Em contrapartida, promotores da ideia da renda garantida formulam uma crítica do trabalho assalariado. A maioria dos empregos, argumentam, não traz aos que os desempenham a autoestima nem o sentimento de servir ao interesse público – isso quando não lhes proporcionam um sentimento totalmente oposto. E, mesmo que fosse esse o caso, os ganhos de produtividade ligados ao progresso técnico de qualquer maneira não permitiriam garantir trabalho para todos. Favorável a um salário vitalício incondicional financiado pela extensão do sistema de cotização, Bernard Friot compartilha essa análise: “É melhor não fazer nada do que ser um trabalhador que produz sementes estéreis para a Monsanto”.12

Já a corrente inspirada na autonomia operária italiana sustenta sua crítica do salário no conceito de general intellect, emprestado de Karl Marx. NosGrundrisse, Marx previa que chegaria um momento em que o conhecimento acumulado ao longo da história pelo conjunto da sociedade seria o cerne da criação de valor. Com o advento da economia do intangível, chegamos a isso, afirmam seus leitores. E, portanto, o capitalismo só pode se tornar cada vez mais parasita. O essencial da produção de riqueza se desenharia, portanto, fora do emprego. Entre as figuras da cigarra despreocupada e da formiga trabalhadora, [Yann] Moulier-Boutang interpõe uma terceira, a da abelha: seu trabalho de polinização não cria valor direto, mas nenhuma produção poderia existir sem ele. Da mesma forma, cada pessoa, com as mais simples atividades diárias, participa indiretamente da economia.

O argumento tem a vantagem de combater as alegações, agitadas pelos demagogos, de “assistidos” inúteis e preguiçosos vivendo do trabalho dos outros. Mas fazer disso a justificativa da renda garantida é uma armadilha que André Gorz percebeu muito bem: “Permanecemos assim no plano do valor do trabalho e da produtividade”. Ora, “a renda de existência só faz sentido se não exige nem remunera nada”: ela deve, pelo contrário, permitir a criação “de riquezas não negociáveis”.13

Não há necessidade, de qualquer maneira, de passar pelo general intellectpara fundamentar na teoria a instauração de uma renda garantida. Em La justice agraire[A justiça agrária], de 1796, um dos primeiros promotores da ideia, o revolucionário anglo-americano Thomas Paine, viu nisso uma justa indenização para a apropriação da terra por parte de alguns, ainda que supostamente pertencente a todos...


Ilustração: Orlando

1 Yann Moulier-Boutang, L’abeille et l’économiste [A abelha e o economista], Carnets Nord, Paris, 2010.
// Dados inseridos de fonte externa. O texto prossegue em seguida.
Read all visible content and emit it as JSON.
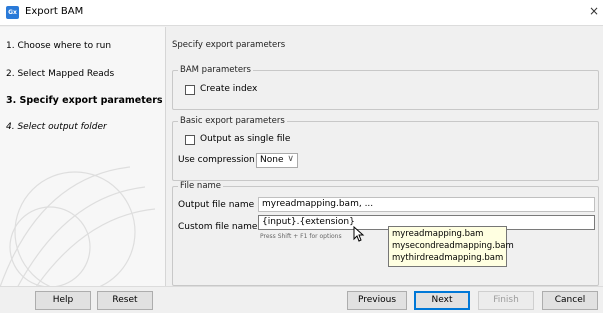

2 O polo de emprego com certeza continuaria a existir, uma vez que sempre haveria um mercado de trabalho, mas mudaria radicalmente de missão.


3 Baptiste Mylondo, Un revenu pour tous. Précis d’utopie réaliste [Uma renda para todos. Manual de utopia realista], Utopia, Paris, 2010.


4 André Gorz, Misères du présent, richesse du possible [Misérias do presente, riqueza do possível], Galilée, Paris, 1997.


5 Ler Jean-Paul Maréchal, “Revenu minimum ou ‘deuxième chèque’?” [Renda mínima ou “segundo cheque”?], e Ignacio Ramonet, “L’aurore” [A aurora], Le Monde Diplomatique, respectivamente mar. 1993 e jan. 2000. E também Yoland Bresson, “Instaurer un revenu d’existence contre l’exclusion” [Criar uma renda de existência contra a exclusão], Le Monde Diplomatique, fev. 1994. Criador em 1989 da Associação para a Criação de uma Renda de Existência (Aire, na sigla em francês) e cofundador da Rede Mundial da Renda Básica (Bien, na sigla em inglês), Bresson é criticado por pregar um pequeno montante, o que o classifica entre os promotores de uma renda garantida “de direita”.


6 Christophe Girard, “Ma contribution pour le congrès du PS, pour un revenu social garanti” [Minha contribuição para o congresso do PS, por uma renda social garantida], 4 set. 2012. Disponível em: .


7 Laurent Geffroy, Garantir le revenu. Histoire et actualité d’une utopie concrète [Garantir a renda. História e atualidade de uma utopia concreta], La Découverte, Paris, 2002.


8 Ler Sam Pizzigati, “Plafonner les revenus, une idée américaine” [Elevar ao máximo as rendas, uma ideia norte-americana], Le Monde Diplomatique, fev. 2012.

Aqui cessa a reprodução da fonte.